# Find theta as a function of phi

• May 10th 2011, 04:33 PM
fysikbengt
Find theta as a function of phi
I have found the equation 2\cos \theta \sin \theta \tan \phi +2\sin \theta ^2 -1=0 and want to solve out \theta as a function of \phi .
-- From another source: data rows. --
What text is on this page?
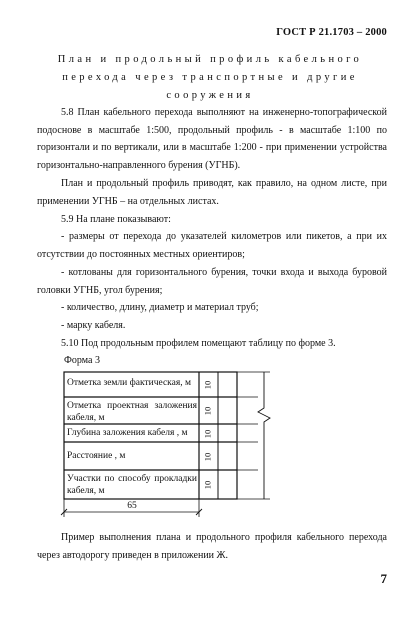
ГОСТ Р 21.1703 – 2000
План и продольный профиль кабельного
перехода через транспортные и другие
сооружения
5.8 План кабельного перехода выполняют на инженерно-топографической подоснове в масштабе 1:500, продольный профиль - в масштабе 1:100 по горизонтали и по вертикали, или в масштабе 1:200 - при применении устройства горизонтально-направленного бурения (УГНБ).
План и продольный профиль приводят, как правило, на одном листе, при применении УГНБ – на отдельных листах.
5.9 На плане показывают:
- размеры от перехода до указателей километров или пикетов, а при их отсутствии до постоянных местных ориентиров;
- котлованы для горизонтального бурения, точки входа и выхода буровой головки УГНБ, угол бурения;
- количество, длину, диаметр и материал труб;
- марку кабеля.
5.10 Под продольным профилем помещают таблицу по форме 3.
Форма 3
Отметка земли фактическая, м
Отметка проектная заложения кабеля, м
Глубина заложения кабеля , м
Расстояние , м
Участки по способу прокладки кабеля, м
10
10
10
10
10
65
Пример выполнения плана и продольного профиля кабельного перехода через автодорогу приведен в приложении Ж.
7
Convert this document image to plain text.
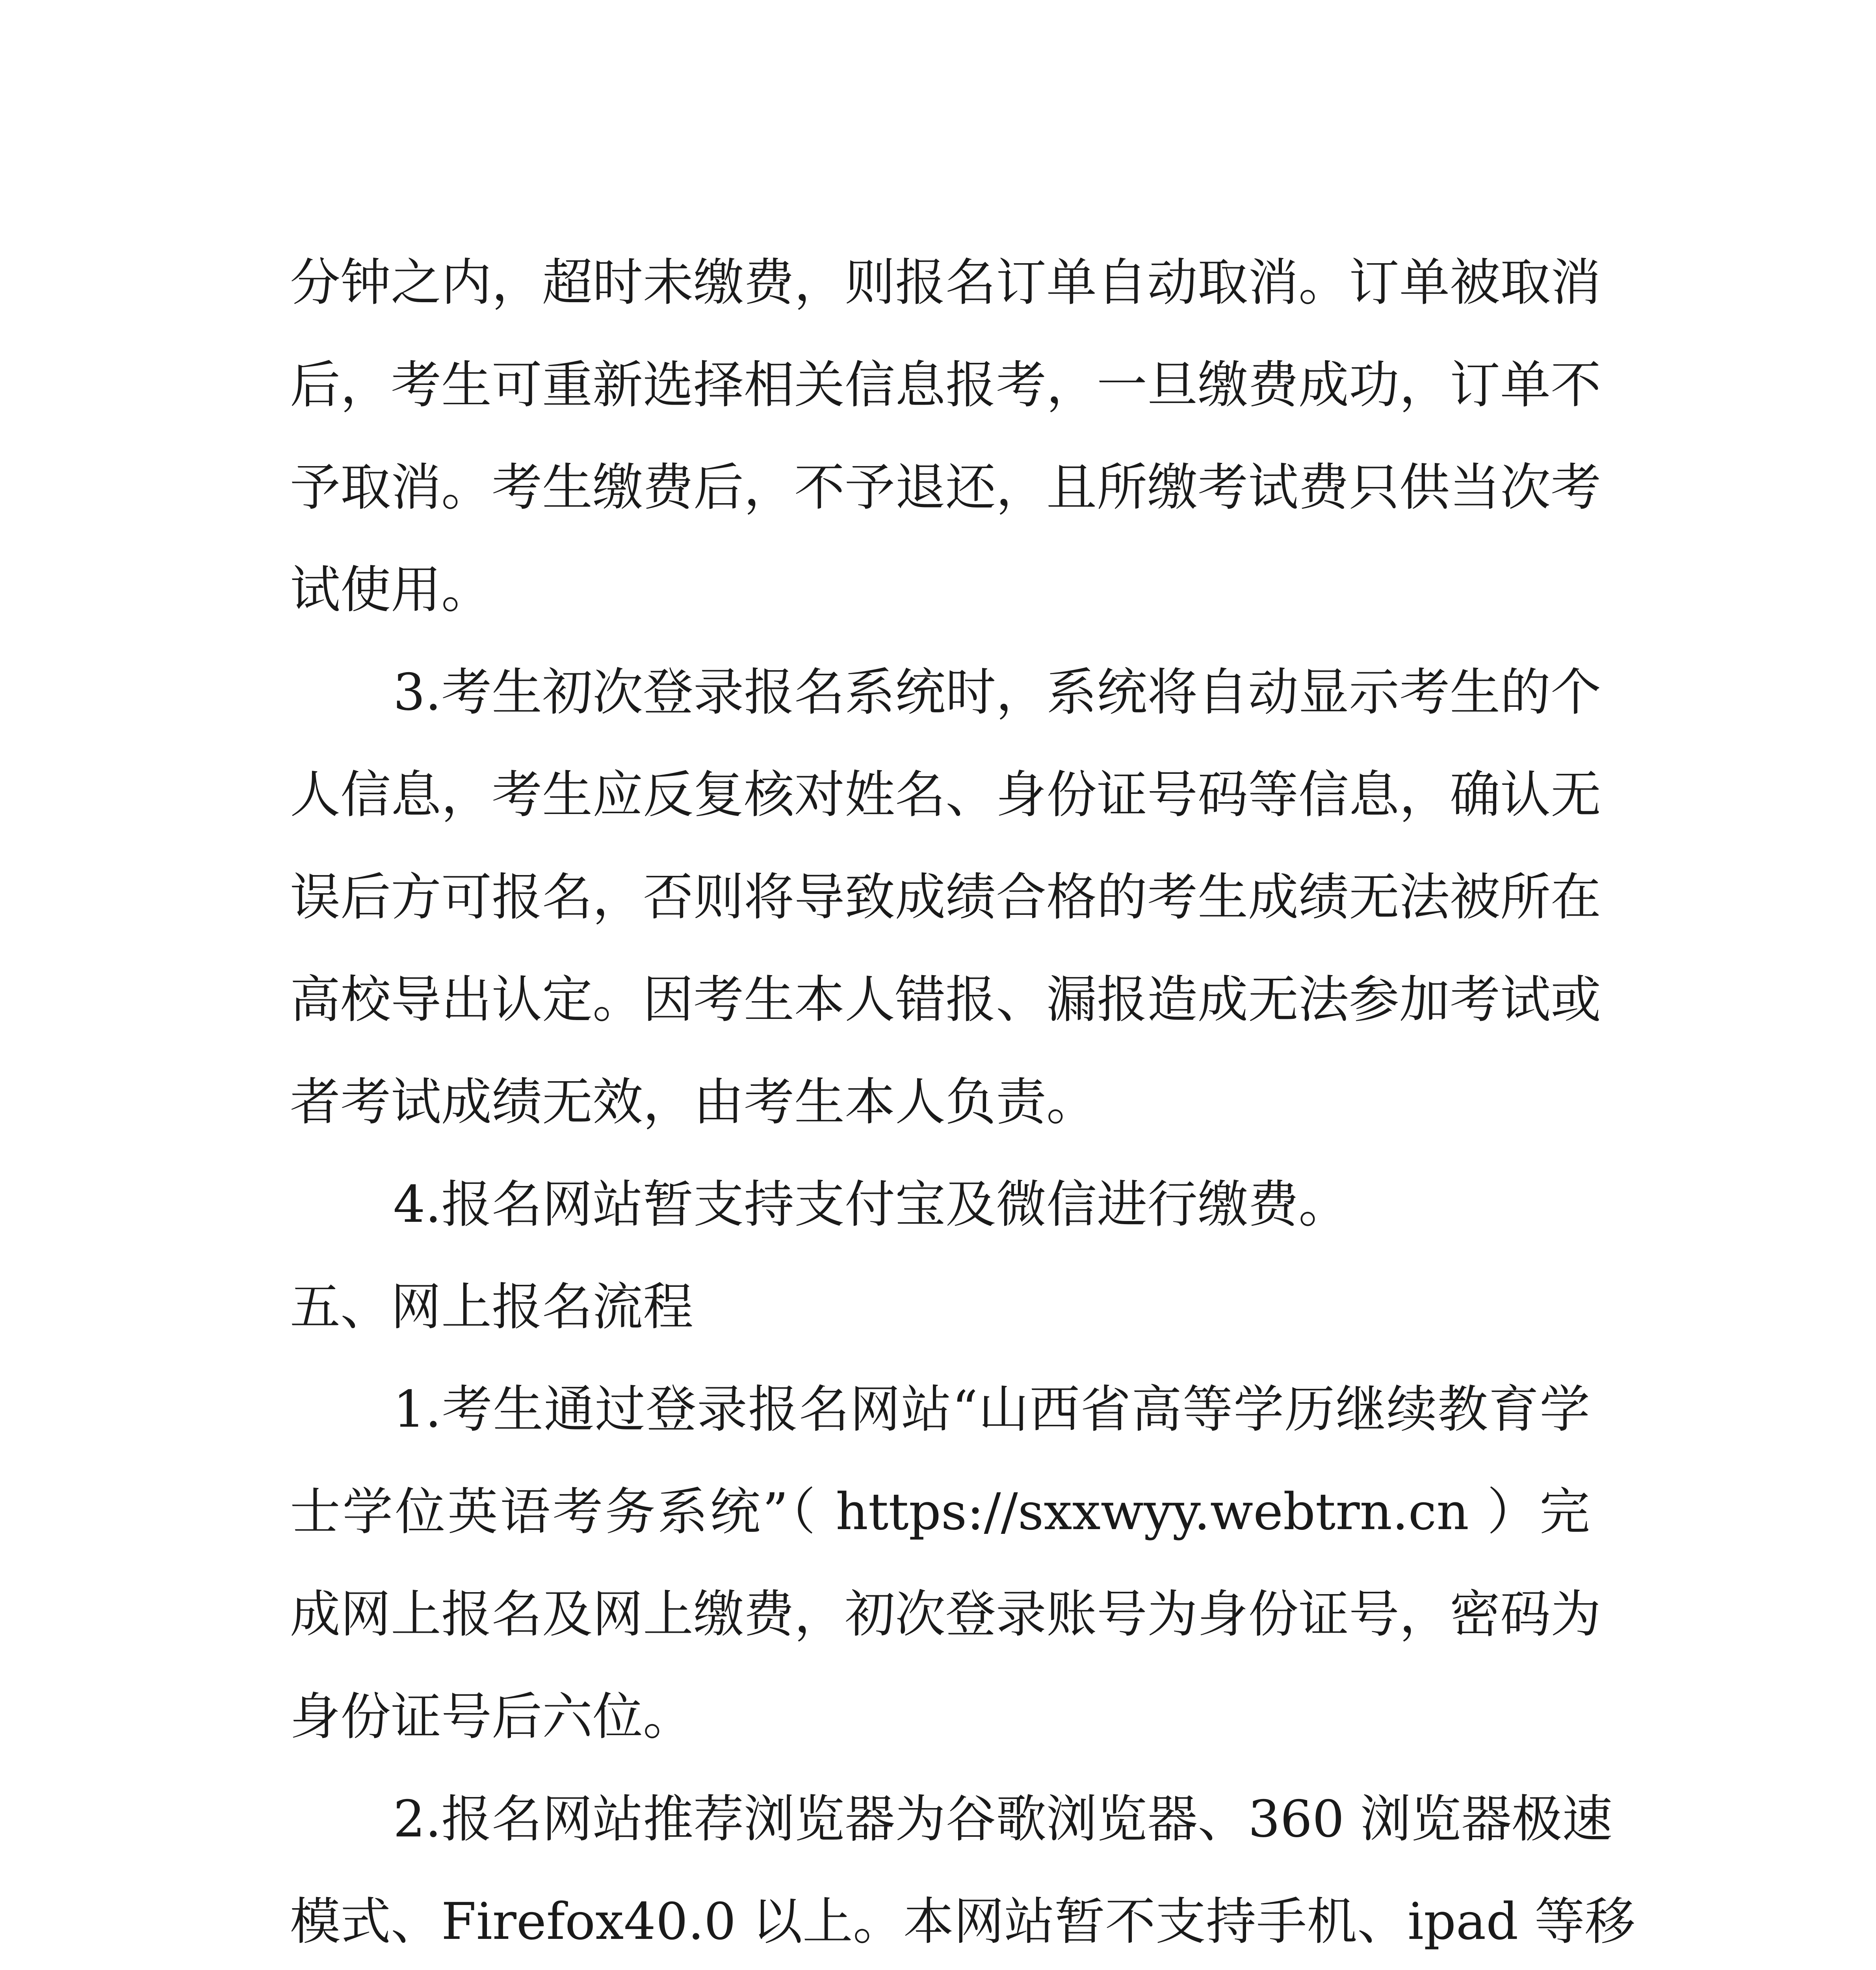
分钟之内，超时未缴费，则报名订单自动取消。订单被取消
后，考生可重新选择相关信息报考，一旦缴费成功，订单不
予取消。考生缴费后，不予退还，且所缴考试费只供当次考
试使用。
3.考生初次登录报名系统时，系统将自动显示考生的个
人信息，考生应反复核对姓名、身份证号码等信息，确认无
误后方可报名，否则将导致成绩合格的考生成绩无法被所在
高校导出认定。因考生本人错报、漏报造成无法参加考试或
者考试成绩无效，由考生本人负责。
4.报名网站暂支持支付宝及微信进行缴费。
五、网上报名流程
1.考生通过登录报名网站“山西省高等学历继续教育学
士学位英语考务系统”（ https://sxxwyy.webtrn.cn ）完
成网上报名及网上缴费，初次登录账号为身份证号，密码为
身份证号后六位。
2.报名网站推荐浏览器为谷歌浏览器、360 浏览器极速
模式、Firefox40.0 以上。本网站暂不支持手机、ipad 等移
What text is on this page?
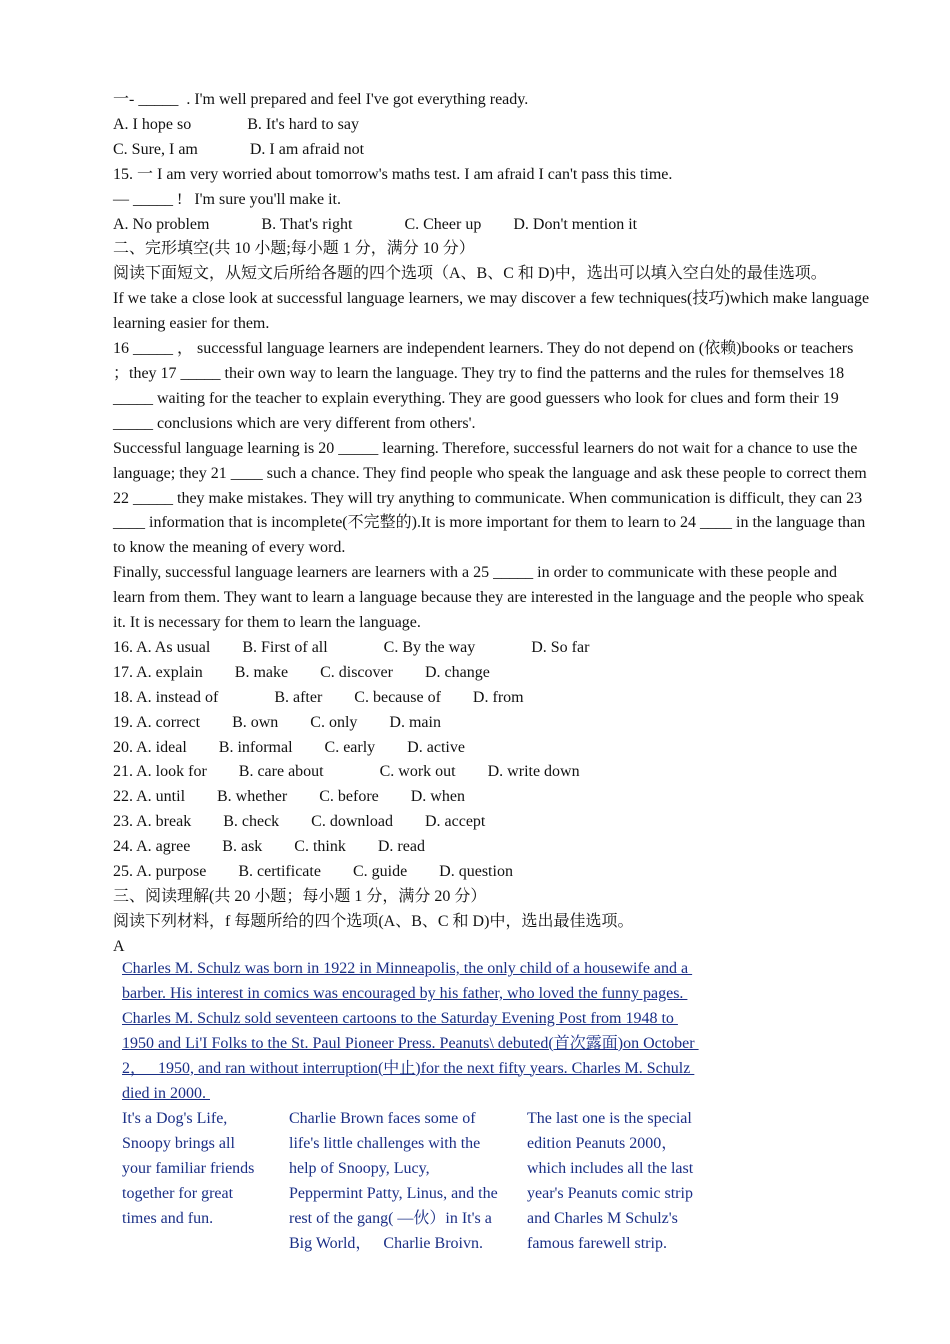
一- _____  . I'm well prepared and feel I've got everything ready.
A. I hope so              B. It's hard to say
C. Sure, I am             D. I am afraid not
15. 一 I am very worried about tomorrow's maths test. I am afraid I can't pass this time.
— _____ !   I'm sure you'll make it.
A. No problem             B. That's right             C. Cheer up        D. Don't mention it
二、完形填空(共 10 小题;每小题 1 分，满分 10 分）
阅读下面短文，从短文后所给各题的四个选项（A、B、C 和 D)中，选出可以填入空白处的最佳选项。
If we take a close look at successful language learners, we may discover a few techniques(技巧)which make language learning easier for them.
16 _____ ， successful language learners are independent learners. They do not depend on (依赖)books or teachers ；they 17 _____ their own way to learn the language. They try to find the patterns and the rules for themselves 18 _____ waiting for the teacher to explain everything. They are good guessers who look for clues and form their 19 _____ conclusions which are very different from others'.
Successful language learning is 20 _____ learning. Therefore, successful learners do not wait for a chance to use the language; they 21 ____ such a chance. They find people who speak the language and ask these people to correct them 22 _____ they make mistakes. They will try anything to communicate. When communication is difficult, they can 23 ____ information that is incomplete(不完整的).It is more important for them to learn to 24 ____ in the language than to know the meaning of every word.
Finally, successful language learners are learners with a 25 _____ in order to communicate with these people and learn from them. They want to learn a language because they are interested in the language and the people who speak it. It is necessary for them to learn the language.
16. A. As usual        B. First of all              C. By the way              D. So far
17. A. explain        B. make        C. discover        D. change
18. A. instead of              B. after        C. because of        D. from
19. A. correct        B. own        C. only        D. main
20. A. ideal        B. informal        C. early        D. active
21. A. look for        B. care about              C. work out        D. write down
22. A. until        B. whether        C. before        D. when
23. A. break        B. check        C. download        D. accept
24. A. agree        B. ask        C. think        D. read
25. A. purpose        B. certificate        C. guide        D. question
三、阅读理解(共 20 小题；每小题 1 分，满分 20 分）
阅读下列材料，f 每题所给的四个选项(A、B、C 和 D)中，选出最佳选项。
A
Charles M. Schulz was born in 1922 in Minneapolis, the only child of a housewife and a
barber. His interest in comics was encouraged by his father, who loved the funny pages.
Charles M. Schulz sold seventeen cartoons to the Saturday Evening Post from 1948 to
1950 and Li'I Folks to the St. Paul Pioneer Press. Peanuts\ debuted(首次露面)on October
2，   1950, and ran without interruption(中止)for the next fifty years. Charles M. Schulz
died in 2000.
It's a Dog's Life,
Snoopy brings all
your familiar friends
together for great
times and fun.
Charlie Brown faces some of
life's little challenges with the
help of Snoopy, Lucy,
Peppermint Patty, Linus, and the
rest of the gang( —伙）in It's a
Big World，   Charlie Broivn.
The last one is the special
edition Peanuts 2000，
which includes all the last
year's Peanuts comic strip
and Charles M Schulz's
famous farewell strip.
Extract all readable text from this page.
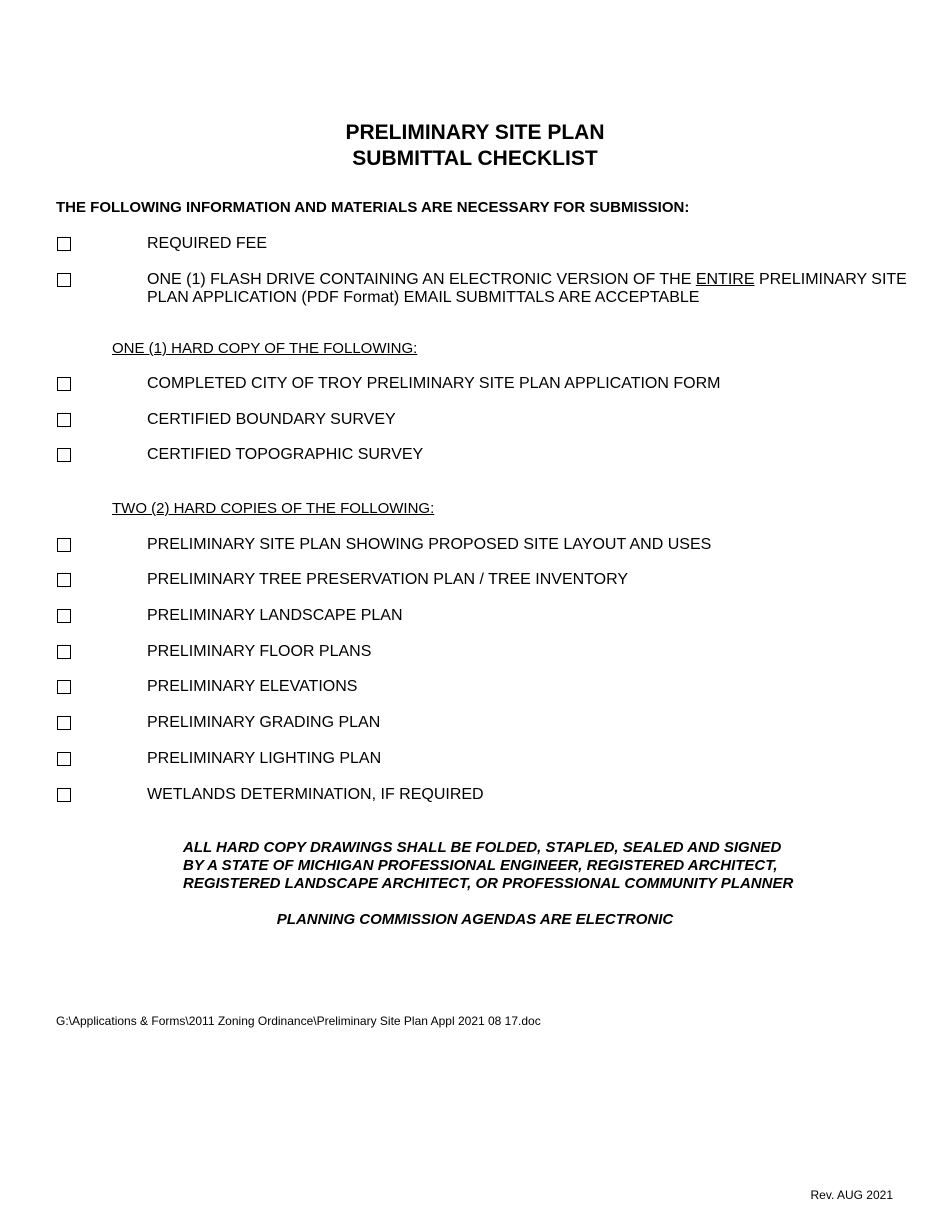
PRELIMINARY SITE PLAN
SUBMITTAL CHECKLIST
THE FOLLOWING INFORMATION AND MATERIALS ARE NECESSARY FOR SUBMISSION:
REQUIRED FEE
ONE (1) FLASH DRIVE CONTAINING AN ELECTRONIC VERSION OF THE ENTIRE PRELIMINARY SITE PLAN APPLICATION (PDF Format) EMAIL SUBMITTALS ARE ACCEPTABLE
ONE (1) HARD COPY OF THE FOLLOWING:
COMPLETED CITY OF TROY PRELIMINARY SITE PLAN APPLICATION FORM
CERTIFIED BOUNDARY SURVEY
CERTIFIED TOPOGRAPHIC SURVEY
TWO (2) HARD COPIES OF THE FOLLOWING:
PRELIMINARY SITE PLAN SHOWING PROPOSED SITE LAYOUT AND USES
PRELIMINARY TREE PRESERVATION PLAN / TREE INVENTORY
PRELIMINARY LANDSCAPE PLAN
PRELIMINARY FLOOR PLANS
PRELIMINARY ELEVATIONS
PRELIMINARY GRADING PLAN
PRELIMINARY LIGHTING PLAN
WETLANDS DETERMINATION, IF REQUIRED
ALL HARD COPY DRAWINGS SHALL BE FOLDED, STAPLED, SEALED AND SIGNED
BY A STATE OF MICHIGAN PROFESSIONAL ENGINEER, REGISTERED ARCHITECT,
REGISTERED LANDSCAPE ARCHITECT, OR PROFESSIONAL COMMUNITY PLANNER
PLANNING COMMISSION AGENDAS ARE ELECTRONIC
G:\Applications & Forms\2011 Zoning Ordinance\Preliminary Site Plan Appl 2021 08 17.doc
Rev. AUG 2021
The history of this equation is from a physics problem where a ball is thrown at angle \theta down a slope of angle \phi . The question is what angle \theta to throw the ball so that it has the greatest range. I have checked the equation numerically but cannot solve it.
• May 10th 2011, 06:33 PM
Soroban
Hello, fysikbengt!

Quote:

$2\cos\theta\sin\theta\tan\phi + 2\sin^2\!\theta-1\:=\:0$

$\text{Solve for }\theta\text{ as a function of }\phi.$

$\text{We have: }\;\underbrace{2\cos\theta\sin\theta}_{\sin2\theta }\tan\phi + \underbrace{2\sin^2\!\theta - 1}_{-\cos2\theta} \:=\:0$

. . $\sin2\theta\tan\phi - \cos2\theta \:=\:0 \quad\Rightarrow\quad \sin2\theta\tan\phi \:=\:\cos2\theta$

. . $\frac{\sin2\theta}{\cos2\theta} \:=\:\frac{1}{\tan\phi} \quad\Rightarrow\quad \tan2\theta \:=\:\cot\phi$

. . $2\theta \:=\:\tan^{-1}(\cot\phi) \:=\: \left(\tfrac{\pi}{2} - \phi\right)$

. . $\theta \:=\:\tfrac{1}{2}\left(\tfrac{\pi}{2}-\phi\right)$

• May 11th 2011, 05:00 AM
fysikbengt
Thanks
Quote:

Originally Posted by Soroban

. . $2\theta \:=\:\tan^{-1}(\cot\phi) \:=\: \left(\tfrac{\pi}{2} - \phi\right)$

So easy!

I really had to think about that last step but now it is obvious to me.

Thanks for help.